問題の疑惑は金建希氏の家族が経営するESI&Dが2011年から16年にかけ、楊平郡公興里一帯の開発事業を行うに当たり、開発負担金の免除などを受けたとされるものだ。特別検察官は郡側で事業の担当責任者だった男性に、当時楊平郡長だった金善教(キム·ソンギョ)国会議員(国民の力)の指示があったという供述を強要したと受け止められている。これについて、特別検察官は「既に別人から得た供述を確認するための取り調べだったので、強圧的な雰囲気ではなく、(男性を)懐柔する必要もなかった」としている。
法律専門家は「他の事件関係者の供述を確認するために深夜まで取り調べを行ったのは、欲しい供述が聞かれるまで同じ質問を繰り返したのではないか」と疑問を呈した。
深夜に取り調べを行ったことの適法性も論議を呼んでいる。
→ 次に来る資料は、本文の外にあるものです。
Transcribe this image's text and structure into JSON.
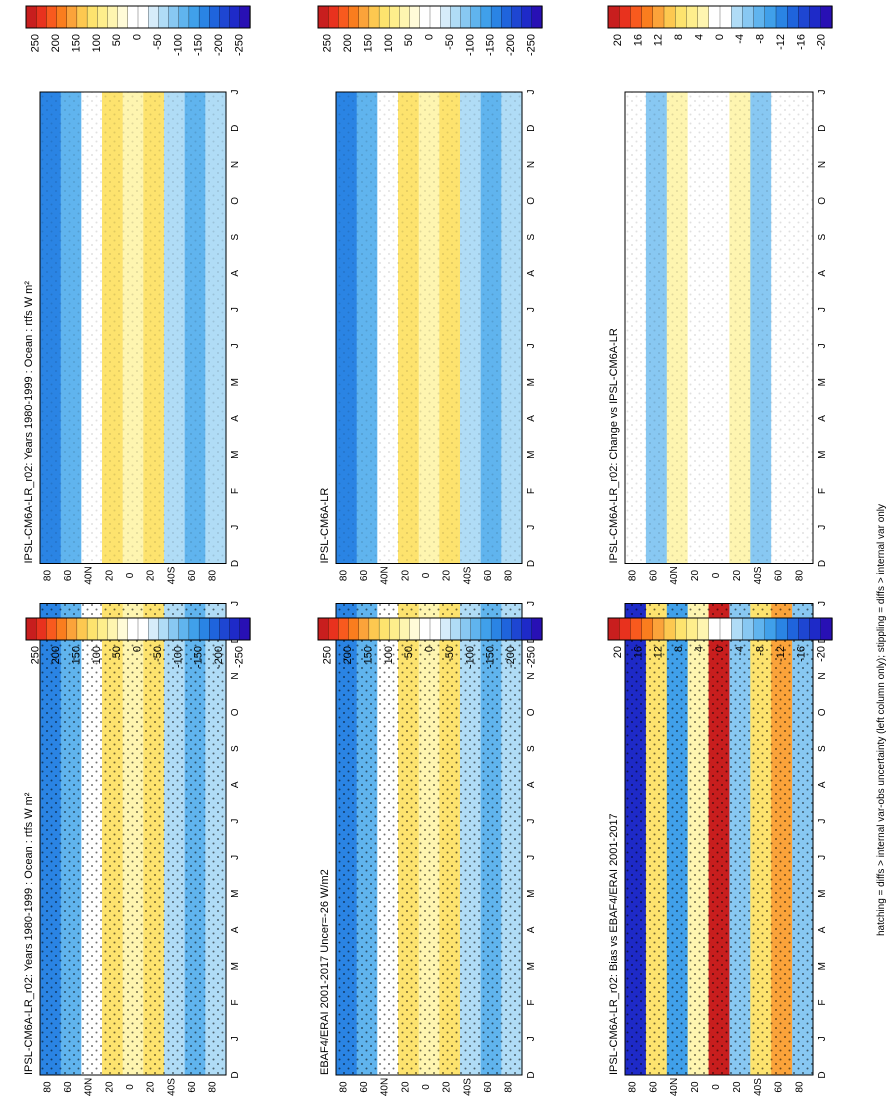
{
  "footnote": "hatching = diffs > internal var-obs uncertainty (left column only); stippling = diffs > internal var only",
  "time_ticks": [
    "D",
    "J",
    "F",
    "M",
    "A",
    "M",
    "J",
    "J",
    "A",
    "S",
    "O",
    "N",
    "D",
    "J"
  ],
  "lat_ticks": [
    "80",
    "60",
    "40N",
    "20",
    "0",
    "20",
    "40S",
    "60",
    "80"
  ],
  "colorbars": {
    "absolute": {
      "labels": [
        "250",
        "200",
        "150",
        "100",
        "50",
        "0",
        "-50",
        "-100",
        "-150",
        "-200",
        "-250"
      ],
      "colors": [
        "#c81e1e",
        "#e8321e",
        "#f85a1e",
        "#fa7d1e",
        "#fba33a",
        "#fdc850",
        "#fde36e",
        "#feee8c",
        "#fef5b0",
        "#fffbd8",
        "#ffffff",
        "#ffffff",
        "#d6ecfa",
        "#b0dcf6",
        "#88c8f2",
        "#60b4ee",
        "#40a0ea",
        "#2a84e4",
        "#1f64dc",
        "#1e46d2",
        "#1e2ac8",
        "#2810b4"
      ]
    },
    "difference": {
      "labels": [
        "20",
        "16",
        "12",
        "8",
        "4",
        "0",
        "-4",
        "-8",
        "-12",
        "-16",
        "-20"
      ],
      "colors": [
        "#c81e1e",
        "#e8321e",
        "#f85a1e",
        "#fa7d1e",
        "#fba33a",
        "#fdc850",
        "#fde36e",
        "#feee8c",
        "#fef5b0",
        "#ffffff",
        "#ffffff",
        "#b0dcf6",
        "#88c8f2",
        "#60b4ee",
        "#40a0ea",
        "#2a84e4",
        "#1f64dc",
        "#1e46d2",
        "#1e2ac8",
        "#2810b4"
      ]
    }
  },
  "chart_data": [
    {
      "id": "model-left",
      "type": "heatmap",
      "title": "IPSL-CM6A-LR_r02: Years 1980-1999 : Ocean : rtfs W m²",
      "x": "month (D..J)",
      "y": "latitude",
      "colorbar": "absolute",
      "summary_rows": [
        {
          "lat": "80N",
          "value": -150
        },
        {
          "lat": "60N",
          "value": -100
        },
        {
          "lat": "40N",
          "value": 0
        },
        {
          "lat": "20N",
          "value": 100
        },
        {
          "lat": "0",
          "value": 50
        },
        {
          "lat": "20S",
          "value": 100
        },
        {
          "lat": "40S",
          "value": -50
        },
        {
          "lat": "60S",
          "value": -100
        },
        {
          "lat": "80S",
          "value": -50
        }
      ]
    },
    {
      "id": "model-right",
      "type": "heatmap",
      "title": "IPSL-CM6A-LR_r02: Years 1980-1999 : Ocean : rtfs W m²",
      "x": "month (D..J)",
      "y": "latitude",
      "colorbar": "absolute",
      "summary_rows": [
        {
          "lat": "80N",
          "value": -150
        },
        {
          "lat": "60N",
          "value": -100
        },
        {
          "lat": "40N",
          "value": 0
        },
        {
          "lat": "20N",
          "value": 100
        },
        {
          "lat": "0",
          "value": 50
        },
        {
          "lat": "20S",
          "value": 100
        },
        {
          "lat": "40S",
          "value": -50
        },
        {
          "lat": "60S",
          "value": -100
        },
        {
          "lat": "80S",
          "value": -50
        }
      ]
    },
    {
      "id": "obs-left",
      "type": "heatmap",
      "title": "EBAF4/ERAI 2001-2017 Uncer=-26 W/m2",
      "x": "month (D..J)",
      "y": "latitude",
      "colorbar": "absolute",
      "summary_rows": [
        {
          "lat": "80N",
          "value": -150
        },
        {
          "lat": "60N",
          "value": -100
        },
        {
          "lat": "40N",
          "value": 0
        },
        {
          "lat": "20N",
          "value": 100
        },
        {
          "lat": "0",
          "value": 50
        },
        {
          "lat": "20S",
          "value": 100
        },
        {
          "lat": "40S",
          "value": -50
        },
        {
          "lat": "60S",
          "value": -100
        },
        {
          "lat": "80S",
          "value": -50
        }
      ]
    },
    {
      "id": "model-right-2",
      "type": "heatmap",
      "title": "IPSL-CM6A-LR",
      "x": "month (D..J)",
      "y": "latitude",
      "colorbar": "absolute",
      "summary_rows": [
        {
          "lat": "80N",
          "value": -150
        },
        {
          "lat": "60N",
          "value": -100
        },
        {
          "lat": "40N",
          "value": 0
        },
        {
          "lat": "20N",
          "value": 100
        },
        {
          "lat": "0",
          "value": 50
        },
        {
          "lat": "20S",
          "value": 100
        },
        {
          "lat": "40S",
          "value": -50
        },
        {
          "lat": "60S",
          "value": -100
        },
        {
          "lat": "80S",
          "value": -50
        }
      ]
    },
    {
      "id": "bias-left",
      "type": "heatmap",
      "title": "IPSL-CM6A-LR_r02: Bias vs EBAF4/ERAI 2001-2017",
      "x": "month (D..J)",
      "y": "latitude",
      "colorbar": "difference",
      "summary_rows": [
        {
          "lat": "80N",
          "value": -16
        },
        {
          "lat": "60N",
          "value": 8
        },
        {
          "lat": "40N",
          "value": -8
        },
        {
          "lat": "20N",
          "value": 4
        },
        {
          "lat": "0",
          "value": 20
        },
        {
          "lat": "20S",
          "value": -4
        },
        {
          "lat": "40S",
          "value": 8
        },
        {
          "lat": "60S",
          "value": 12
        },
        {
          "lat": "80S",
          "value": -4
        }
      ]
    },
    {
      "id": "change-right",
      "type": "heatmap",
      "title": "IPSL-CM6A-LR_r02: Change vs IPSL-CM6A-LR",
      "x": "month (D..J)",
      "y": "latitude",
      "colorbar": "difference",
      "summary_rows": [
        {
          "lat": "80N",
          "value": 0
        },
        {
          "lat": "60N",
          "value": -4
        },
        {
          "lat": "40N",
          "value": 4
        },
        {
          "lat": "20N",
          "value": 0
        },
        {
          "lat": "0",
          "value": 0
        },
        {
          "lat": "20S",
          "value": 4
        },
        {
          "lat": "40S",
          "value": -4
        },
        {
          "lat": "60S",
          "value": 0
        },
        {
          "lat": "80S",
          "value": 0
        }
      ]
    }
  ]
}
人権保護捜査規則などによれば、午後9時から午前6時までは取り調べを原則的に禁止するが、被疑者などの要求がある場合、深夜に取り調べを行うことも可能だと定めている。男性側のパク・キョンホ弁護士は「取り調べの翌日、男性は同意なしに深夜の取り調べを受けたと話した」と主張した。しかし、特別検察官は2日午後8時50分ごろ、男性の同意を得て取り調べを行ったとの立場だ。取り調べ終了時刻についても、男性側は3日午前1時15分に終了したと主張したが、特別検察官は2日午後10時40分に終了し、11時10分から調書閲覧が始まり、3日午前0時52分ごろに全ての手続きが終わったと説明した。男性は自筆のメモに「12時が過ぎたのに捜査(取り調べ)を続けた」と書いた。